Outros não permaneceram senão alguns meses. Alguns anos mais tarde, refletindo
com os primeiros missionários e os jovens candidatos a frustração de alguns, o ousado
Fundador dizia, com radicalidade e humor:
“Quando ocorre que chegam à noite, não há problema, mas no dia seguinte,
quando observam as paredes, não escondem a decepção. E tais pessoas pretendem
ser missionários! Que tipo de missionários?! Serão capazes de sacrifício quando
deverão anunciar o Evangelho aos infiéis, inclusive ao preço da própria vida?
São pessoas a propósito das quais meus antigos professores diziam que, quando
chegam, devemos rezar um “Vem Espírito Santo”, e, quando partem, devemos rezar
um “Te Deum”. (28.03.1906)
Ele levava a sério
alguns aspectos vividos pela Sagrada Família de Nazaré. “Trata-se
de compreender que é necessário se esforçar para assmilar o espírito da Sagrada
Família, pois aqui temos alguns que não compreendem as graças que o bom Deus
lhes oferece nessa Casa. Alguns pensam que a casa não apresenta nenhuma beleza,
e se permitem até de julgar ou criticar nosso estilo de vida. (...) Eu
pergunto: vocês vieram aqui por causa da casa? (...) Se vocês não buscassem
senão o bom Deus, teriam dito: “Nós procuramos um estilo de vida laboriosa,
pois eu escutei nosso Senhor dizer ‘Se queres seguir-me...’” (12.01.1905)
Pouco mais de dois
anos antes da sua morte, num momento de formação, o Pe. Berthier insistia na
originalidade do estilo de vida que estava propondo, e desafiava os aspirantes
e junioristas: “Se os outros religiosos
constróem grandes casas e belas capelas, se as enfeitam com belos ornamentos,
se se permitem certas coisas, nós não os condenamos. Mas como somos chamados a
imitar a Sagrada Família, não podemos imitá-los nisso. Portanto, que este tipo
de coisa desapareça da nossa casa. Quem ama sua vocação e quiser conservá-la
deve se formar e se deixar formar no espírito desta Casa. Quem não quiser
assumir isso como meta da sua vida, deveria fazer as malas e deixar de ser um
estranho no ninho.” (09.02.1906)
Cemitério onde jazem, em Grave, alguns dos primeiros MSF |
Não se tratava de
moralismo ou pauperismo anti-modernista, mas de espiritualidade e de evnagelho.

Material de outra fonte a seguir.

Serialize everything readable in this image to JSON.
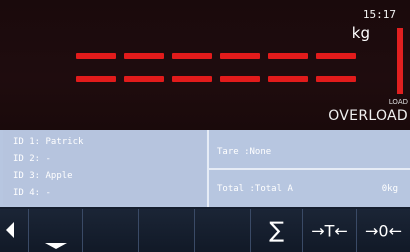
{
  "status": {
    "time": "15:17",
    "unit": "kg",
    "load_label": "LOAD",
    "overload_label": "OVERLOAD",
    "load_level": 1.0
  },
  "weight": {
    "segments": 6,
    "rows": 2,
    "color": "#e21b1b"
  },
  "ids": [
    {
      "text": "ID 1: Patrick"
    },
    {
      "text": "ID 2: -"
    },
    {
      "text": "ID 3: Apple"
    },
    {
      "text": "ID 4: -"
    }
  ],
  "tare": {
    "text": "Tare :None"
  },
  "total": {
    "label": "Total :Total A",
    "value": "0kg"
  },
  "buttons": {
    "sigma": "∑",
    "tare": "→T←",
    "zero": "→0←"
  },
  "colors": {
    "display_bg": "#1f0c0e",
    "info_bg": "#b7c6e0",
    "button_bg": "#151e2e",
    "accent_red": "#e21b1b"
  }
}
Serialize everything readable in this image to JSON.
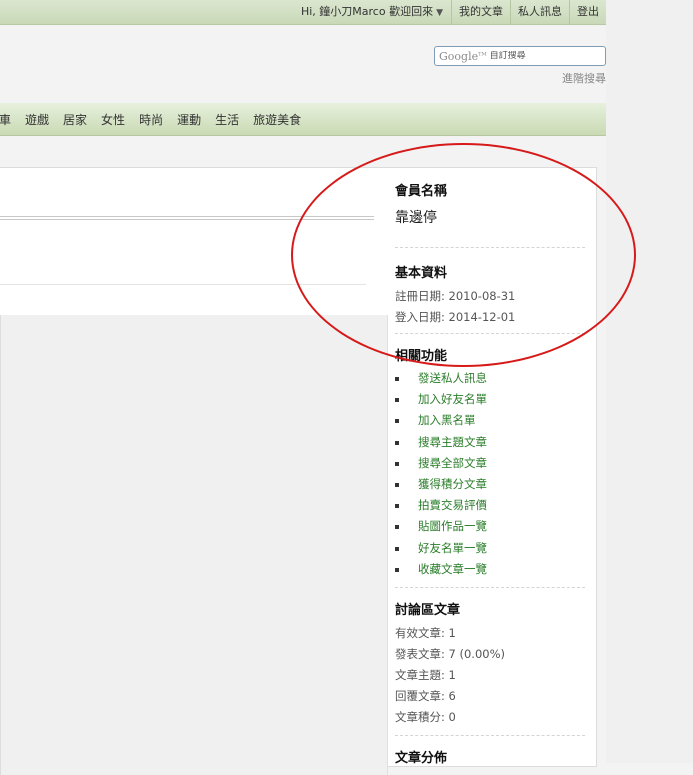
{
  "topbar": {
    "greeting": "Hi, 鐘小刀Marco 歡迎回來",
    "my_posts": "我的文章",
    "private_msg": "私人訊息",
    "logout": "登出",
    "arrow_icon": "caret-down-icon"
  },
  "search": {
    "logo": "Google",
    "placeholder": "自訂搜尋",
    "advanced": "進階搜尋"
  },
  "nav": {
    "items": [
      "車",
      "遊戲",
      "居家",
      "女性",
      "時尚",
      "運動",
      "生活",
      "旅遊美食"
    ]
  },
  "profile": {
    "member_name_heading": "會員名稱",
    "member_name": "靠邊停",
    "basic_heading": "基本資料",
    "register_date": "註冊日期: 2010-08-31",
    "login_date": "登入日期: 2014-12-01",
    "functions_heading": "相關功能",
    "functions": [
      "發送私人訊息",
      "加入好友名單",
      "加入黑名單",
      "搜尋主題文章",
      "搜尋全部文章",
      "獲得積分文章",
      "拍賣交易評價",
      "貼圖作品一覽",
      "好友名單一覽",
      "收藏文章一覽"
    ],
    "forum_heading": "討論區文章",
    "valid_posts": "有效文章: 1",
    "published_posts": "發表文章: 7 (0.00%)",
    "topics": "文章主題: 1",
    "replies": "回覆文章: 6",
    "points": "文章積分: 0",
    "distribution_heading": "文章分佈"
  },
  "colors": {
    "annotation_oval": "#d61a1a",
    "nav_bg": "#c9dab4",
    "link_green": "#2a7d2a"
  }
}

No dia 28 de março de 1906, Berthier dizia com convicção: “Quando alguém deseja ser religioso e missionário, deve ser generoso e
não se preocupar se as paredes são bem decoradas ou não. Isso faz mal aos
filhos da Sagrada Família, a quem tem por modelo Jesus, Maria e José. Pois
sabemos que eles passaram a vida numa pobre casa em Nazaré, e viveram na
pobreza e no trabalho.” E concluía convidando a pedir a São José que os
ajudasse a assimilar o espírito desta vocação e que afastasse aqueles que resistiam
a deixar-se formar sob esse celeste modelo.
Mais de cem anos se
passarem e os tempos mudaram. Mudou também o Evangelho? Celebrando o
aniversário de nascimento da nossa pequena Congregação missionária, meditemos
nesse pedido do Fundador, expresso um ano antes da sua morte: “Oxalá aqueles que mais tarde serão
responsáveis pelas demais Comunidades evitem fazer gastos inúteis, como com a
decoração e embelezamento de uma casa e outras futilidades. Que em nossas casas
todos vivam modestamente, no espírito da Sagrada Família. Não nos preocupemos
com a beleza exterior nem mesmo das nossas capelas, pois se estamos sentados
sob uma tenda e sobre um banco, sempre estamos diante do Senhor” (29.10.1907).